Cette Bugatti de « princesse » cache un monstre de 1 600 ch : le cadeau hallucinant d’un père à sa fille
Derrière ses fleurs lavande et son aileron de princesse, la Bugatti W16 Mistral Caroline est un cadeau fou d’un père à sa fille. Que cache vraiment cette hypercar sur mesure aux allures de jouet ?
Au premier regard, la Bugatti W16 Mistral Caroline ne ressemble pas du tout à une brute de circuit. Roadster lavande, sièges à motifs floraux, aileron arrière couvert de fleurs peintes à la main : tout respire la douceur et l’univers d’une chambre d’enfant plus que celui d’une hypercar d’exception.
Cette pièce unique est pourtant bien réelle : un client fidèle a demandé à Bugatti de créer pour sa fille adorée une voiture qui parle de fleurs, de haute couture et de légèreté. Loin des séries "pour femmes" aux clichés appuyés, ce one-off, une véritable pièce unique, pousse l’idée beaucoup plus loin. Mais sous ces fleurs se cache un autre visage.

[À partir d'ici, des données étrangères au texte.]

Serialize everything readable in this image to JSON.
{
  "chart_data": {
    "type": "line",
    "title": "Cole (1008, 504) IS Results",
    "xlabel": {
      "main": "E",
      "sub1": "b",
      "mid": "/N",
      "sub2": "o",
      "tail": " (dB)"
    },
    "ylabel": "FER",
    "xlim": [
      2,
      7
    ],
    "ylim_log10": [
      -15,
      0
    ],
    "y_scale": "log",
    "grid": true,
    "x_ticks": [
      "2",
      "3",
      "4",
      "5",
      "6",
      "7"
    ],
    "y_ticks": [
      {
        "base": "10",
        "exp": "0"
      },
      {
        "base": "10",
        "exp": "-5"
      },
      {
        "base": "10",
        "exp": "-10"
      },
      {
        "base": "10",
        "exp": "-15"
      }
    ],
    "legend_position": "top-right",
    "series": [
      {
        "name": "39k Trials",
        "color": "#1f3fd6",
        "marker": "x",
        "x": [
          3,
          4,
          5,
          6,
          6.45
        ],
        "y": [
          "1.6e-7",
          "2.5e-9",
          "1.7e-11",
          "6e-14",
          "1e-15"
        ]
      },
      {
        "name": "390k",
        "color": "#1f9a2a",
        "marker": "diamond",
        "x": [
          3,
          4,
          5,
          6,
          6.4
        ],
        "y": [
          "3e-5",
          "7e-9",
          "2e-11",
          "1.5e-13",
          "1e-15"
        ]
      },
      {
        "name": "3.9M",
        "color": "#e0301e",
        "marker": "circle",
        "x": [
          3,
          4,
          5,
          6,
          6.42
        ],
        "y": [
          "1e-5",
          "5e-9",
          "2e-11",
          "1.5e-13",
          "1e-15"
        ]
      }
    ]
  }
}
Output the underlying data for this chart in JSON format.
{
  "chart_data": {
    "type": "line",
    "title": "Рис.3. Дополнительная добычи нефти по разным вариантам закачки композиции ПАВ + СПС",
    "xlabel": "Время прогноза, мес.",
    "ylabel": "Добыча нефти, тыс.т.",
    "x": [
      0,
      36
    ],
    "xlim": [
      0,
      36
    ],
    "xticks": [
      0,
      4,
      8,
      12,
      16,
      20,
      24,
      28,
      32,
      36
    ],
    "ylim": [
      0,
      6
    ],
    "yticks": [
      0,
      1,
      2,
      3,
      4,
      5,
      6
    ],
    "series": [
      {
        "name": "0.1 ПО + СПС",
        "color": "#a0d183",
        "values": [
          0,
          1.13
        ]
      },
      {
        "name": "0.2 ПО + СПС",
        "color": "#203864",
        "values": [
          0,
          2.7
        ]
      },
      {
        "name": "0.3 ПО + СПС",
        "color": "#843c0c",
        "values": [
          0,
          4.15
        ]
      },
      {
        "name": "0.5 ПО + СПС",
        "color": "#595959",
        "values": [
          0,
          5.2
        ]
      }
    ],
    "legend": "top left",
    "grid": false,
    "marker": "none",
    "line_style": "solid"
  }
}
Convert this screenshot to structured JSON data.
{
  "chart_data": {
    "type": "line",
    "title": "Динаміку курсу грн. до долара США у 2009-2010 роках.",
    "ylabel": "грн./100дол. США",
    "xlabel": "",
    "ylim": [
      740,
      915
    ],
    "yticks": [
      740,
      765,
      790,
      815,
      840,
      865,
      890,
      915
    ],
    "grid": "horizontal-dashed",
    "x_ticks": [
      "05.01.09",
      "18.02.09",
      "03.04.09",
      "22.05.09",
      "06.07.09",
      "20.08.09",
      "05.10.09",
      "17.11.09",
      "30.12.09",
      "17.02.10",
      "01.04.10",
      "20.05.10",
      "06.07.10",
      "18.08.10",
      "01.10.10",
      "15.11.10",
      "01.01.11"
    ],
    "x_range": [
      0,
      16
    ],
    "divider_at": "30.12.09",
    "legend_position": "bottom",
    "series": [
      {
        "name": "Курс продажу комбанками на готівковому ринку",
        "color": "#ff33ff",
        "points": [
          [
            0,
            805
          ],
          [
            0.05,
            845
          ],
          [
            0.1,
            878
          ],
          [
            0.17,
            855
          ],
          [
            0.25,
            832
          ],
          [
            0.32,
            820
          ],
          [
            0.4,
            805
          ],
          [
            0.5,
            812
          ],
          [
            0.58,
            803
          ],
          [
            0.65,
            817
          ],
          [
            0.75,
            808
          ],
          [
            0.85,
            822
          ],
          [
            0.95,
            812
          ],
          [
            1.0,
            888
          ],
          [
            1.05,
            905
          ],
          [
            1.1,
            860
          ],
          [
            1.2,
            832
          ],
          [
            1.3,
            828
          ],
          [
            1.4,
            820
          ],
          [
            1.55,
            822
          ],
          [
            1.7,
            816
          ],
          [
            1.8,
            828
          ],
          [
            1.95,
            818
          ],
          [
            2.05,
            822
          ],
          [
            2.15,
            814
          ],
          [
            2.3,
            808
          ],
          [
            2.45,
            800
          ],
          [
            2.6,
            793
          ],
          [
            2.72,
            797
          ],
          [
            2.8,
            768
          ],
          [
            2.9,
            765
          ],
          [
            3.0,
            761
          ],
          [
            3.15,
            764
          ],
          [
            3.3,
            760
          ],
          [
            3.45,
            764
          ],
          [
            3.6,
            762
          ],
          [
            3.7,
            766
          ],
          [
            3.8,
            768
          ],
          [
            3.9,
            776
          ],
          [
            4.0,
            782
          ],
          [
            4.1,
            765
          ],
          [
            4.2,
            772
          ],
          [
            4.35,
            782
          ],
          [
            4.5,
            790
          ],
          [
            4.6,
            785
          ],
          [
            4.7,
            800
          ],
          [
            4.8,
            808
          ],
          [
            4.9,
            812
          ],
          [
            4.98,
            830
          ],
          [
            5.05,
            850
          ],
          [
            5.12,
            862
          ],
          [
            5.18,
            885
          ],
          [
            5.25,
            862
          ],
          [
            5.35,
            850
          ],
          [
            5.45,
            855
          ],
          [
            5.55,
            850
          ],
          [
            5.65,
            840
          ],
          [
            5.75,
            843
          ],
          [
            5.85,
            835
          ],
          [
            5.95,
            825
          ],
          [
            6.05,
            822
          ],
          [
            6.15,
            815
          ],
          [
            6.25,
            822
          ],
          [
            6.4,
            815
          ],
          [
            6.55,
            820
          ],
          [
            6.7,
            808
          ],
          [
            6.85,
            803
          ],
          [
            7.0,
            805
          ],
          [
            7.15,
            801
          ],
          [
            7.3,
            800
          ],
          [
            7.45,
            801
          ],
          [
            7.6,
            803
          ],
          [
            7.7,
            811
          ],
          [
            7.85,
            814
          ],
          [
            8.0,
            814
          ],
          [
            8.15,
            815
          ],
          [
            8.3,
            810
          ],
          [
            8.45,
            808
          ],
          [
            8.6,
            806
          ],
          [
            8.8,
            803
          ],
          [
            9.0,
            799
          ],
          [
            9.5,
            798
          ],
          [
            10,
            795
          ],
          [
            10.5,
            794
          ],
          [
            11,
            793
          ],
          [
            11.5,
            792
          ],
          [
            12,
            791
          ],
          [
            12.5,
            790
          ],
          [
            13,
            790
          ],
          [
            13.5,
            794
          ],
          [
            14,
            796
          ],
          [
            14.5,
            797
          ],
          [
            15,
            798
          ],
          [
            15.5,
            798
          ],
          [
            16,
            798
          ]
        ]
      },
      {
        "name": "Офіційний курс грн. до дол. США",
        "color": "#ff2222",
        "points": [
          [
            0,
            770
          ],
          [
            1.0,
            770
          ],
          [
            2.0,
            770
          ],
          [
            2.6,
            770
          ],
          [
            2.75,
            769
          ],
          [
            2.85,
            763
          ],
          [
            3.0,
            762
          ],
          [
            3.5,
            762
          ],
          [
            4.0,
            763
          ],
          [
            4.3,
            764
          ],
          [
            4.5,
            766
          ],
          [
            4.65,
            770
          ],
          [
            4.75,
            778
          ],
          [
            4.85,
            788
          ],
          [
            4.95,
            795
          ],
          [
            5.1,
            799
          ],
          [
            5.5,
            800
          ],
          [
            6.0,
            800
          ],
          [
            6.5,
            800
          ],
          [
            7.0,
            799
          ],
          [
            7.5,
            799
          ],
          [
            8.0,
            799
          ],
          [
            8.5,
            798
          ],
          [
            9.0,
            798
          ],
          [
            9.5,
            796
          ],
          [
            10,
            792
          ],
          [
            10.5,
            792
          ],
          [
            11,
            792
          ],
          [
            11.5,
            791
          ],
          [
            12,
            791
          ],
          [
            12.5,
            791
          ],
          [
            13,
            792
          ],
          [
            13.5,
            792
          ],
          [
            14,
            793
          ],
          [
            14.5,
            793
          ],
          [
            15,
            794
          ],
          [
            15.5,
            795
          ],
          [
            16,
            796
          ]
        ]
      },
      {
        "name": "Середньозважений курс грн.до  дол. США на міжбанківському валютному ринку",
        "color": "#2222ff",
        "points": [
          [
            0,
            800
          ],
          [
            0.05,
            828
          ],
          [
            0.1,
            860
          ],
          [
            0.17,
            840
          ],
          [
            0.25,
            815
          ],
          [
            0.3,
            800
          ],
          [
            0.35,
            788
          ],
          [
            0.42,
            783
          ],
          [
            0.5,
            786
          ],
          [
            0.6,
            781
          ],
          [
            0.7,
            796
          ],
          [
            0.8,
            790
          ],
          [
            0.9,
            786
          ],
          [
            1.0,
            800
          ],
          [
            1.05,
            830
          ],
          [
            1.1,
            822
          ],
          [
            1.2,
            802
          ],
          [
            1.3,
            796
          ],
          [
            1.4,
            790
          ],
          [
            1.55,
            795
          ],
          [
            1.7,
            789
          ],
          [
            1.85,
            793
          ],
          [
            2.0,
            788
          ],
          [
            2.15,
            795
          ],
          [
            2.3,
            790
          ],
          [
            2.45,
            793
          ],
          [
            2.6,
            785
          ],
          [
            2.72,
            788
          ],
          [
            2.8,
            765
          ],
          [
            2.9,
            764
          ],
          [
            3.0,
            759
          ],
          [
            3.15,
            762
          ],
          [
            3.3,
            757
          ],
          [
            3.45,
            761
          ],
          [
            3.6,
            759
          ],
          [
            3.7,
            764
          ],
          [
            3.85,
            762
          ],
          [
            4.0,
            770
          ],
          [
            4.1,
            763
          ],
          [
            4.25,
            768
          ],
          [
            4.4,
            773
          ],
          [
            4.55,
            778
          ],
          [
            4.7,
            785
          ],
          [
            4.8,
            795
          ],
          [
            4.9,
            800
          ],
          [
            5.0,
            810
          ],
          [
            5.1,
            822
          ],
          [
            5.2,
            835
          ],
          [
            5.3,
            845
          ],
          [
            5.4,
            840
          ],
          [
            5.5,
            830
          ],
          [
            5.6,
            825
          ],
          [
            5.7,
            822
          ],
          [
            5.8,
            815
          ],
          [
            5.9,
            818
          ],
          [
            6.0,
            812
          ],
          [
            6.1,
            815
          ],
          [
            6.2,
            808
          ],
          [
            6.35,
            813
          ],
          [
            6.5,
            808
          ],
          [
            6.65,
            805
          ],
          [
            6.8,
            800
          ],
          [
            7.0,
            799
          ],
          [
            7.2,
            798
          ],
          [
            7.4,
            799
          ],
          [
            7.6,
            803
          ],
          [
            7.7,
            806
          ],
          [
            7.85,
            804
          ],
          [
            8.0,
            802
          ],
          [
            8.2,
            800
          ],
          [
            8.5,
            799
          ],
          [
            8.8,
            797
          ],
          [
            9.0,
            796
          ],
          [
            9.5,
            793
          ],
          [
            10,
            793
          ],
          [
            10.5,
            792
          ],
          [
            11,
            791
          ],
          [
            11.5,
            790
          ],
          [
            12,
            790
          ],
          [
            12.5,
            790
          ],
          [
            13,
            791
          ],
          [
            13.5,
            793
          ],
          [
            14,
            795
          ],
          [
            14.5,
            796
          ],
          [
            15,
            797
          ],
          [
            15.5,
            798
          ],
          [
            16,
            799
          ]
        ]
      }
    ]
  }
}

Bugatti W16 Mistral Caroline : un cadeau fleuri d’un père à sa fille
Présentée le 27 mars 2026, la Bugatti W16 Mistral Caroline repose sur la W16 Mistral, dernier roadster à moteur W16 8,0 litres quadriturbo de la marque. Limitée à 100 exemplaires autour de 5 millions d’euros hors taxes, la Mistral devient ici un one-off entièrement façonné par le programme Bugatti Sur Mesure, réservé aux clients qui veulent une voiture vraiment personnelle.
Le brief du propriétaire tenait en quelques idées simples : la beauté fragile des fleurs, l’ambiance des jardins de Provence et des salons de haute couture, tout cela condensé dans une voiture pour sa fille. Les équipes Couleur et Matières de Molsheim et du studio de design de Berlin ont traduit ce rêve en objet roulant, travaillant teintes, cuirs, fibres de carbone et motifs comme dans un atelier de couture.
Lavender, aileron fleuri : quand l’hypercar se déguise en voiture de princesse
Dehors, la teinte exclusive "Lavender", littéralement "lavande", attire tout de suite l’œil. Inspirée des champs de lavande de Provence, des jardins parisiens et des tissus de haute couture, elle oscille entre violet bleuté et mauve tirant sur le rouge selon la lumière. Le bas de caisse en carbone apparent "Violet Carbon", un carbone teinté violet, ajoute une note technique sans casser la douceur générale.
Autre signature, l’aileron arrière rétractable, qui sert aussi d’aérofrein, devient une toile pour peintre. Des fleurs rappelant le lilas et l’iris y sont appliquées à la main, couche après couche, pour créer du relief, avec le prénom "Caroline" au centre. Quand l’aileron se lève à haute vitesse, ce tableau floral flotte littéralement dans l’air.
Un salon de haute couture posé sur 1 600 ch et plus de 420 km/h
L’habitacle prolonge ce thème. Cuir blanc et cuir sombre Minuit se mêlent à des touches violettes, comme une robe d’atelier. Les appuie-têtes et les panneaux de porte reçoivent des broderies florales réalisées avec des milliers de fils, assez fines pour suggérer ombres et superpositions de pétales. Même la porte semble soufflée par un vent de fleurs, tandis que le levier arbore l’Éléphant Dansant de Rembrandt Bugatti, icône de la marque.
Derrière ce décor, la Caroline reste une vraie Bugatti W16 Mistral : moteur W16 8,0 litres quadriturbo, 1 600 ch et 1 600 Nm, pour plus de 420 km/h et une pointe évoquée à 450 km/h, avec un record de roadster à 453,91 km/h. Le modèle de base se négocie autour de 5 millions d’euros, tandis que la Caroline est évoquée à près de 10 millions de dollars, soit environ 9,2 millions d’euros. On se demande presque si la jeune femme osera jamais pousser sa "voiture de princesse" jusqu’à ces vitesses.